Se reclama la condición de acción popular y miles de millones de
dólares en indemnizaciones. Tanto la empresa como la APA niegan las
alegaciones.
«Lo que se denuncia, fundamentalmente, es que [los demandados] han
ampliado de forma indebida la definición de este trastorno para
incluir a niños “normales”, a fin de promover y vender más fármacos
y tratar a más personas», declaró Scruggs para Reuters en una
entrevista telefónica, el jueves pasado.
Esos juicios representan el campo de batalla más reciente de la
acción popular en Estados Unidos pero,
puesto que tiene que ver con niños, resulta mucho más importante.
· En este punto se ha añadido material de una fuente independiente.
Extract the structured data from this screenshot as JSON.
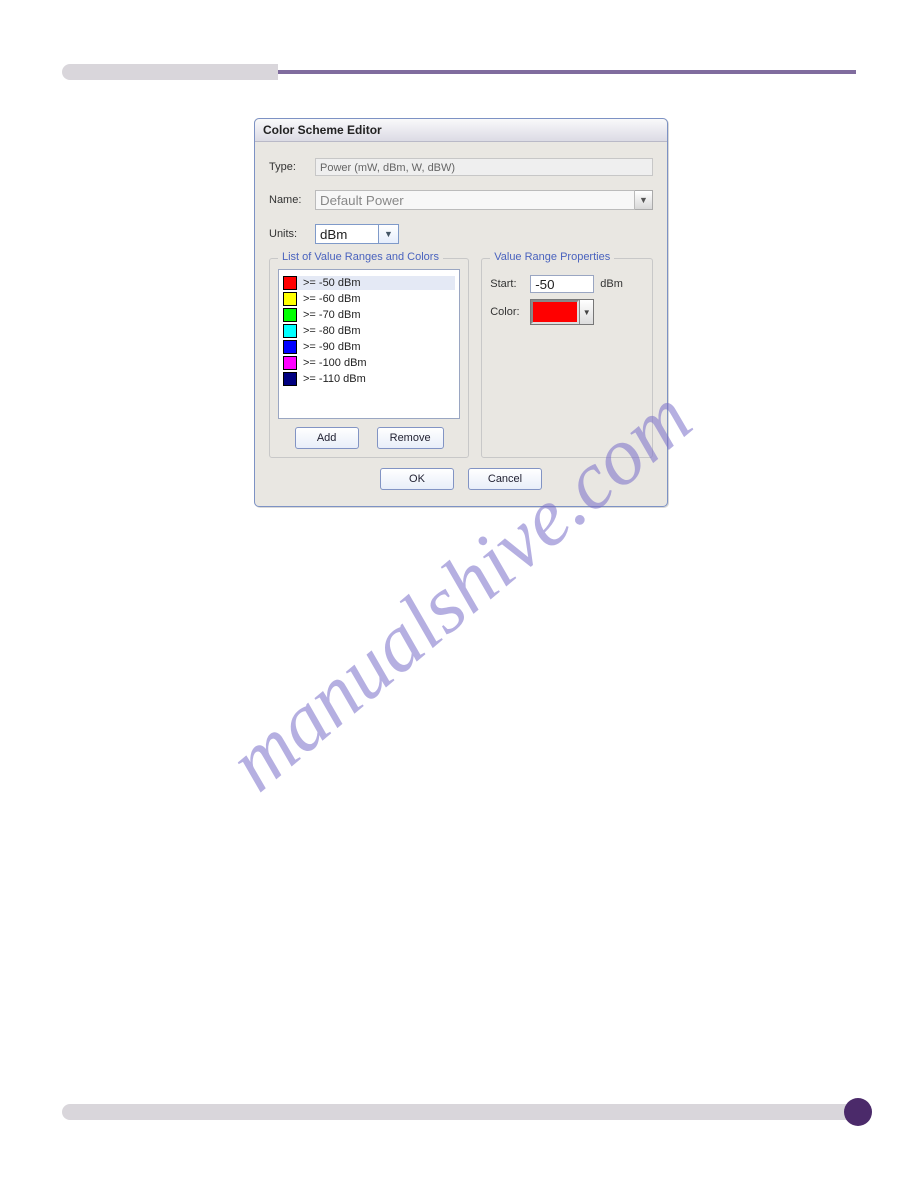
{
  "watermark": "manualshive.com",
  "dialog": {
    "title": "Color Scheme Editor",
    "type_label": "Type:",
    "type_value": "Power (mW, dBm, W, dBW)",
    "name_label": "Name:",
    "name_value": "Default Power",
    "units_label": "Units:",
    "units_value": "dBm",
    "left_legend": "List of Value Ranges and Colors",
    "right_legend": "Value Range Properties",
    "ranges": [
      {
        "color": "#ff0000",
        "label": ">= -50 dBm"
      },
      {
        "color": "#ffff00",
        "label": ">= -60 dBm"
      },
      {
        "color": "#00ff00",
        "label": ">= -70 dBm"
      },
      {
        "color": "#00ffff",
        "label": ">= -80 dBm"
      },
      {
        "color": "#0000ff",
        "label": ">= -90 dBm"
      },
      {
        "color": "#ff00ff",
        "label": ">= -100 dBm"
      },
      {
        "color": "#000080",
        "label": ">= -110 dBm"
      }
    ],
    "add_label": "Add",
    "remove_label": "Remove",
    "start_label": "Start:",
    "start_value": "-50",
    "start_unit": "dBm",
    "color_label": "Color:",
    "selected_color": "#ff0000",
    "ok_label": "OK",
    "cancel_label": "Cancel"
  }
}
Los funcionarios del gobierno, las
compañías farmacéuticas y los profesionales de la medicina llevan
tiempo debatiendo sobre la conveniencia de
recetar Ritalina para el trastorno de falta de atención e
hiperactividad en los niños. El fármaco está en el
mercado desde hace más de cuarenta años, pero sufrió una fuerte
presión cuando la Casa Blanca lanzó una
iniciativa, en primavera, para reducir la cantidad de niños que
utilizan ese tratamiento, conocido por el nombre
químico de metilfenidato.»
Scruggs, que obtuvo más de cuatrocientos millones de dólares de
honorarios del acuerdo con la industria tabacalera, dijo que la
salud pública era el principal motivador en el caso de la Ritalina y
que, en definitiva, el objetivo de la demanda era cambiar la manera
de recetar el fármaco.
«En este momento, prácticamente todos los niños cabrían dentro de
los criterios de diagnóstico de la Ritalina. Están explotando el
temor de los padres por el bienestar de sus hijos para obtener unas
ganancias que no les corresponden; pienso que eso es censurable y
que puede tener un efecto generalizado sobre la salud de los niños
estadounidenses», afirmó.
Los abogados están buscando una certificación a nivel nacional, ha
dicho Scruggs, y esperan que otros
hagan lo mismo, basándose en que “los criterios para la enfermedad
tienen una amplitud artificial, para poder
incluir a más niños y vender más fármacos”.»
«Nada de lo que uno haga por los niños se pierde jamás. Parece que
no se fijan en nosotros, dudan, evitan
nuestra mirada y muy pocas veces nos dan las gracias, pero lo que
hacemos por ellos no se pierde jamás.»